I got mine today in tiny Tamaqua, Pennsylvania, when five colleagues from my cohort in Wilkes University's Master of Arts in Creative Writing program met, primarily to share our current writing projects.
After
- Each of us provided status updates on our capstone projects. Some were being revised. Some were being shopped. Some were being shopped and revised as the result of being shopped.
- We shared our writing plans, mostly for the short term.
- Each writer read about ten minutes worth from whatever project they were working on now.
- Then we all responded verbally to each piece-- a personal response to the overall writing as well as a broader give-and-take.

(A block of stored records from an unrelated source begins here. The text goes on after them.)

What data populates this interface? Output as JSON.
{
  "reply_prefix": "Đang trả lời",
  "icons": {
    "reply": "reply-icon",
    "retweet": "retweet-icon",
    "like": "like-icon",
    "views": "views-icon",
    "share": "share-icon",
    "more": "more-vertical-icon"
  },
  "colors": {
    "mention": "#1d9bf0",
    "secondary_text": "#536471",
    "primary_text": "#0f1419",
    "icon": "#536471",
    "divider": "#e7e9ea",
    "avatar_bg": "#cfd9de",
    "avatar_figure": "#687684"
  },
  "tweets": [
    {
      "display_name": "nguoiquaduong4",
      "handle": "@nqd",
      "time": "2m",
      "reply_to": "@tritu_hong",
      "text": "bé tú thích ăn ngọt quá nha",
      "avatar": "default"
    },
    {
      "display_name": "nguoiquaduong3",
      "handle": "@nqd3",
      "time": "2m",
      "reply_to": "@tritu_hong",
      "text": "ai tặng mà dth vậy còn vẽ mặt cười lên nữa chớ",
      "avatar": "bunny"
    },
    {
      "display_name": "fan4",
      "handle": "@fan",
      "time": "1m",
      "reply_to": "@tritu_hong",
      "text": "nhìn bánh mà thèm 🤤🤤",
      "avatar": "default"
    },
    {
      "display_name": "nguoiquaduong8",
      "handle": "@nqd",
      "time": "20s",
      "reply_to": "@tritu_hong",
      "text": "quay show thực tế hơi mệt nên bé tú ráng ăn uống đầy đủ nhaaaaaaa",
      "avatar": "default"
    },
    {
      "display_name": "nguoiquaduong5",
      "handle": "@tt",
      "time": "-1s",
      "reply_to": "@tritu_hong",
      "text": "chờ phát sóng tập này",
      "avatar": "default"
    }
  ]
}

As for me, I was looking for a third-party gut check on a new novel called RACE CARD. Though the group was not aware of this, I was a bit gun-shy about sharing the work with them or anyone for that matter. Once very excited about it, I encountered what the late, great Dorothea Brande calls a "tooth and fang" reviewer in an online writing group who had totally shaken my confidence in the project. Thanks to my discerning group, I'm happy to report that after today's reading, my confidence has been restored. The group's encouragement recharged my batteries, giving me all the wherewithal I could ever hope to gain to continue writing the book and press toward finishing it.
According to The Writing Center at the University of North Carolina at Chapel Hill, even informal meetings among writers who trust one another can be productive:
Sometimes encouragement and the knowledge that others are interested in and committed to your work and your progress as a writer can be just as helpful as [formal] feedback.Writing is a lonely pursuit. For natural extroverts like me, it can be disarmingly quiet living in your own head, which is what you have to do during the writing process. Sharing my ambitions for my capstone, vetting my WIP in front of writing colleagues I trust was just the shot in the arm I needed to press on, in spite of the setbacks and rejections every writer working to be published encounters.